Appendix E: Working with TLS/SSL : FortiMail support of TLS/SSL : TLS profile
TLS profile
The default behavior of FortiMail TLS/SSL support may not meet your specific requirements. In order to add more flexibility to the TLS/SSL support, the FortiMail unit supports TLS profiles. This document uses FortiMail v4.1 as an example.
TLS profiles allow you to selectively disable or enable TLS for specific email recipient patterns, IP subnets, and so on. A common use of TLS profiles is to enforce TLS transport to a specific domain and verify the certificate of the receiving servers.
To configure a TLS profile, go to Profile > Security > TLS.
The TLS level option has four choices that you need to understand to configure this feature.
Figure 151: Configuring TLS profile
 
None
Disables TLS and the FortiMail unit does not accept STARTTLS command from the client in receiving direction or does not start TLS in the delivering direction (even if STARTTLS is advertised by the receiving MTA), depending on which direction the TLS profile is applied.
Preferred
This is the default behavior. Whether TLS is used depends on the other party of the session.
Encrypt
Enforces TLS encryption.
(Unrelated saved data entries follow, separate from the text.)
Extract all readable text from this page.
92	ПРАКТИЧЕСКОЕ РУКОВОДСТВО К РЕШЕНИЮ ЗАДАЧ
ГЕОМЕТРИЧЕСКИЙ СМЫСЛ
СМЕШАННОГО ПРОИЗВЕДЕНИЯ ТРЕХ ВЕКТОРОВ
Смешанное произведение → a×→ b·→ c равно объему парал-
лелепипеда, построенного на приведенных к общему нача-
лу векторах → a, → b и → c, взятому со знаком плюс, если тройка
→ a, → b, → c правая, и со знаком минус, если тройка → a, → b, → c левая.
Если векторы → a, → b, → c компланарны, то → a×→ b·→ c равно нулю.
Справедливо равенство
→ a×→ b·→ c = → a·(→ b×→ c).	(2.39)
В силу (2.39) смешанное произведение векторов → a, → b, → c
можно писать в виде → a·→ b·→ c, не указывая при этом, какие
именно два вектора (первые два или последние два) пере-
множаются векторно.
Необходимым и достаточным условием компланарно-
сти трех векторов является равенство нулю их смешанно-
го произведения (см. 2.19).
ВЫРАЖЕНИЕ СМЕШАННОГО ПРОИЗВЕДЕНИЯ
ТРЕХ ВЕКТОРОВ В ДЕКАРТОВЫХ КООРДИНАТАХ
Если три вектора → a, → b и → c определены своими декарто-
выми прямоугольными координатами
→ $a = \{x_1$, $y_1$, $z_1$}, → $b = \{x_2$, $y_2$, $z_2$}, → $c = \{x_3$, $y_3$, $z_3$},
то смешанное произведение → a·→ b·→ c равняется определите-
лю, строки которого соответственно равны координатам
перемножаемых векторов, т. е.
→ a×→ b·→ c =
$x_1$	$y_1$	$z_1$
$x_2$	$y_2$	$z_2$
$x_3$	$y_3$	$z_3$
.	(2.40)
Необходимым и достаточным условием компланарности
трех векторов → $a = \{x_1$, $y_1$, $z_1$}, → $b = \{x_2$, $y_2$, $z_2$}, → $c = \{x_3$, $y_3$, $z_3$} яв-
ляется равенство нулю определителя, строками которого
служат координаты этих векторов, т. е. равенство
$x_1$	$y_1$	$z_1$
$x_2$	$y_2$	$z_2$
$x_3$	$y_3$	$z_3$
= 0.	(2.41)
Failure of server certificate validation will not fail the delivery of the email in encryption. In other words, this option only cares about the encryption of the message.
Secure
Enforces both TLS encryption and certificate validation. Failure of server certificate validation will fail mail delivery.
The Action on failure option has two choices: Temporarily Fail and Fail.
 
Temporarily Fail
If a TLS session cannot be established, the FortiMail unit will fail temporarily and retry later. No DSN will be bounced back.
Fail
If a TLS session cannot be established, the FortiMail unit will fail the mail delivery immediately and a DSN will be bounced back to notify the sender about the failure.